PRINCETON, NJ -- A USA Today/Gallup poll finds that 81% of Republicans say the government is trying to do too much that should be left to individuals and businesses, while 63% of Democrats say government should do more to solve the country's problems -- underscoring what will certainly be one of the most contentious issues facing voters in this fall's midterm elections. Independents on average tilt in favor of saying the government is doing too much, making this also the majority view of all Americans.
The 53% of all Americans who say the government is doing too many things that should be left to others is down slightly from a survey conducted in late August/early September of last year, but is generally on par with Gallup's historical trend. In the 18-year history of this question, there have been only three points when a plurality thought the "government should do more": in 1992 and 1993, and immediately after the Sept. 11 attacks, in October 2001.
The highest percentage favoring the "government doing too much" option was 60%, recorded in December 1995.
The issue of government involvement in social and economic policy will almost certainly arise at the confirmation hearings of Elena Kagan, President Obama's nominee for the Supreme Court, which began Monday. The issue will also be of major significance in this fall's midterm elections, as evidenced by the heated debate already underway on the role of the federal government in the nation's healthcare system.
Despite the fact that a majority of Americans say the government is doing too much, recent Gallup surveys show that Americans do favor legislation that would increase government stimulus spending to help create jobs, to regulate major financial institutions, and to regulate energy output from private companies in an effort to reduce global warming. These somewhat conflicting sentiments underscore the complex nature of the relationship between the average American citizen and his or her government.
Results for this USA Today/Gallup poll are based on telephone interviews conducted June 11-13, 2010, with a random sample of 1,014 adults, aged 18 and older, living in the continental U.S., selected using random-digit-dial sampling.
For results based on the total sample of national adults, one can say with 95% confidence that the maximum margin of sampling error is ±4 percentage points.
Interviews are conducted with respondents on landline telephones (for respondents with a landline telephone) and cellular phones (for respondents who are cell phone-only). Each sample includes a minimum quota of 150 cell phone-only respondents and 850 landline respondents, with additional minimum quotas among landline respondents for gender within region. Landline respondents are chosen at random within each household on the basis of which member had the most recent birthday.
Samples are weighted by gender, age, race, education, region, and phone lines.
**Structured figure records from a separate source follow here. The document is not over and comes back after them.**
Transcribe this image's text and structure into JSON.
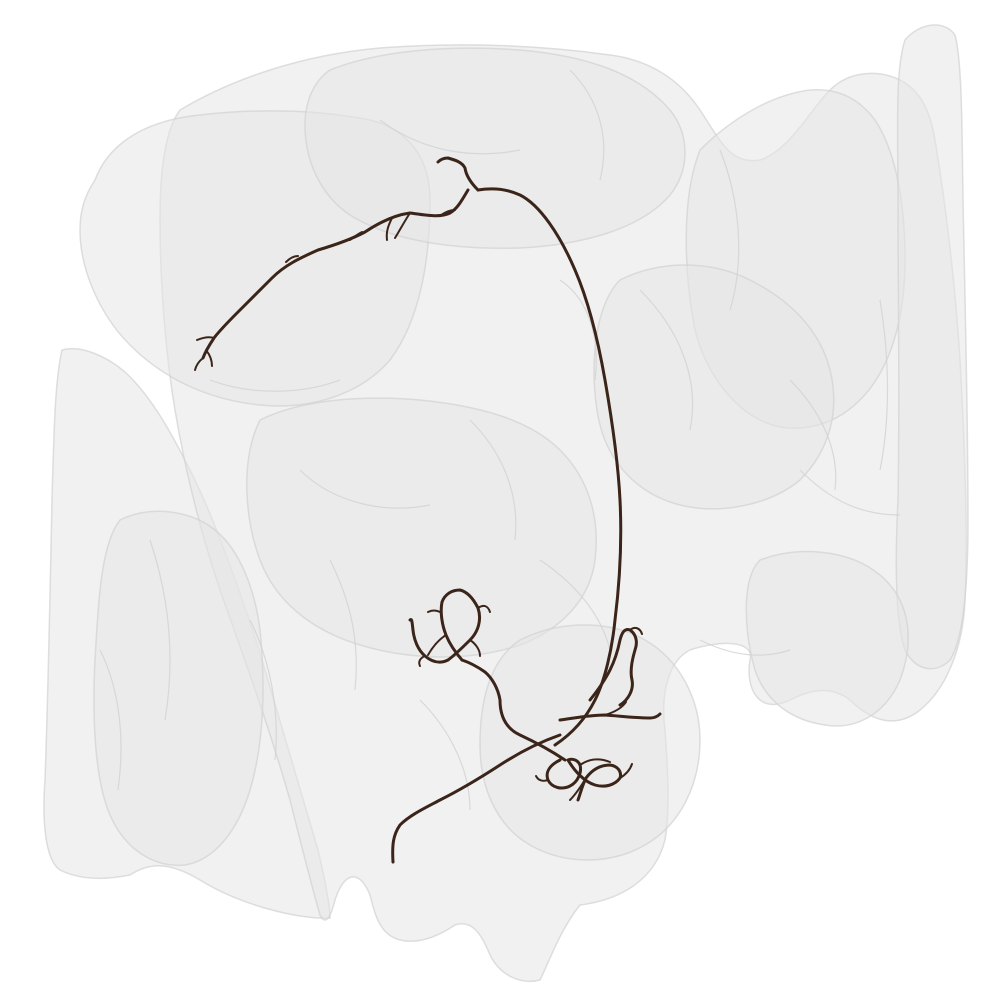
{
  "scene": {
    "background_color": "#ffffff",
    "mesh_fill_color": "#e6e6e6",
    "mesh_edge_color": "#d2d2d2",
    "neuron_color": "#3b2419"
  }
}
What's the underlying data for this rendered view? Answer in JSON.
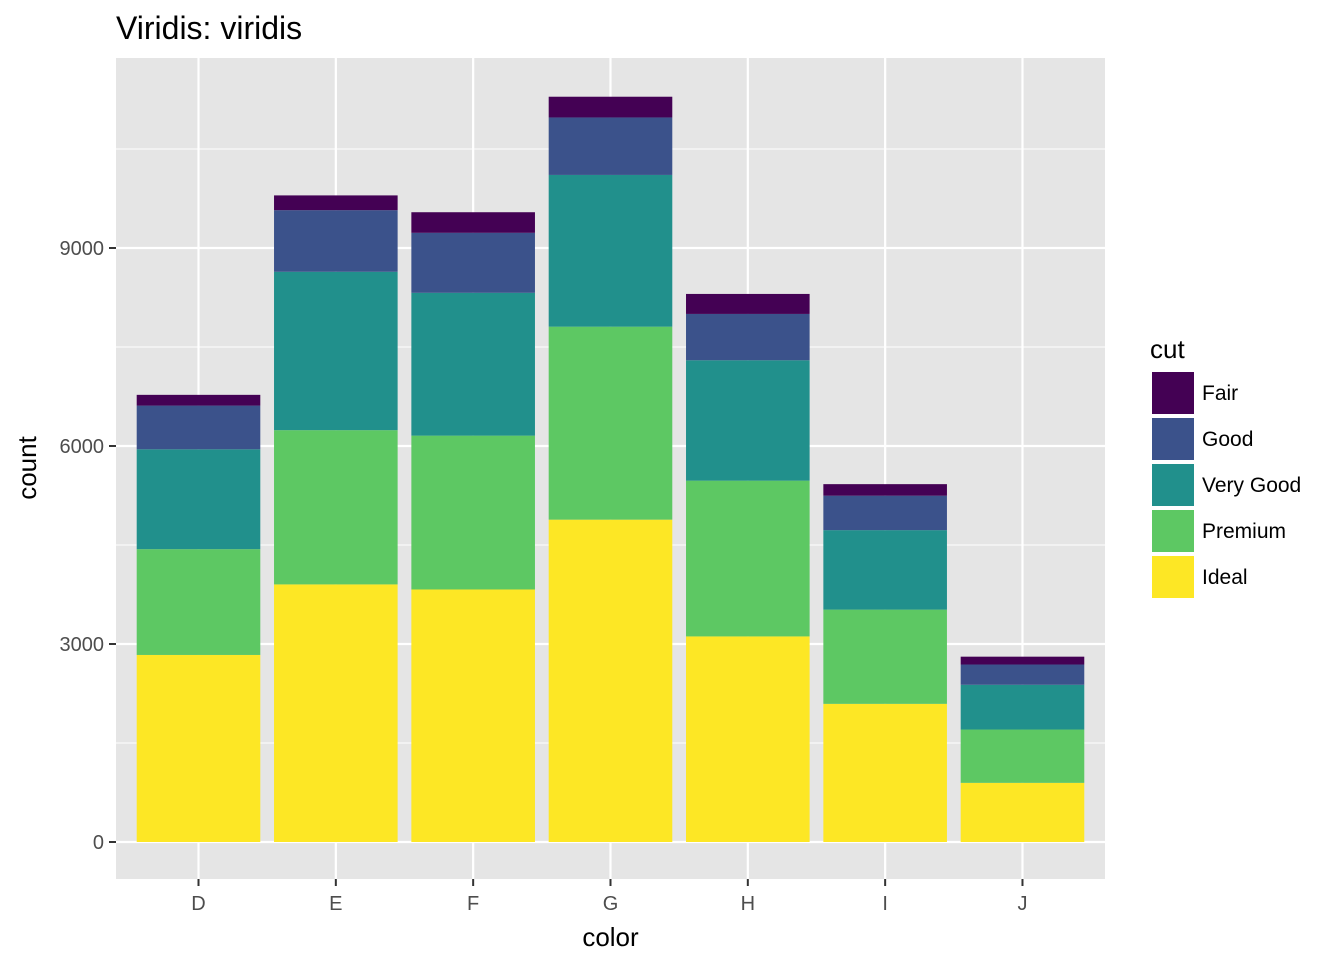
{
  "chart_data": {
    "type": "bar",
    "stacked": true,
    "title": "Viridis: viridis",
    "xlabel": "color",
    "ylabel": "count",
    "categories": [
      "D",
      "E",
      "F",
      "G",
      "H",
      "I",
      "J"
    ],
    "ylim": [
      0,
      11300
    ],
    "yticks": [
      0,
      3000,
      6000,
      9000
    ],
    "ytick_labels": [
      "0",
      "3000",
      "6000",
      "9000"
    ],
    "grid": true,
    "legend": {
      "title": "cut",
      "position": "right"
    },
    "series": [
      {
        "name": "Ideal",
        "color": "#FDE725",
        "values": [
          2834,
          3903,
          3826,
          4884,
          3115,
          2093,
          896
        ]
      },
      {
        "name": "Premium",
        "color": "#5DC863",
        "values": [
          1603,
          2337,
          2331,
          2924,
          2360,
          1428,
          808
        ]
      },
      {
        "name": "Very Good",
        "color": "#21908C",
        "values": [
          1513,
          2400,
          2164,
          2299,
          1824,
          1204,
          678
        ]
      },
      {
        "name": "Good",
        "color": "#3B528B",
        "values": [
          662,
          933,
          909,
          871,
          702,
          522,
          307
        ]
      },
      {
        "name": "Fair",
        "color": "#440154",
        "values": [
          163,
          224,
          312,
          314,
          303,
          175,
          119
        ]
      }
    ]
  },
  "colors": {
    "panel_background": "#E5E5E5",
    "gridline": "#FFFFFF",
    "tick_text": "#4D4D4D"
  }
}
Demographic weighting targets are based on the March 2009 Current Population Survey figures for the aged 18 and older non-institutionalized population living in continental U.S. telephone households. All reported margins of sampling error include the computed design effects for weighting and sample design.
In addition to sampling error, question wording and practical difficulties in conducting surveys can introduce error or bias into the findings of public opinion polls.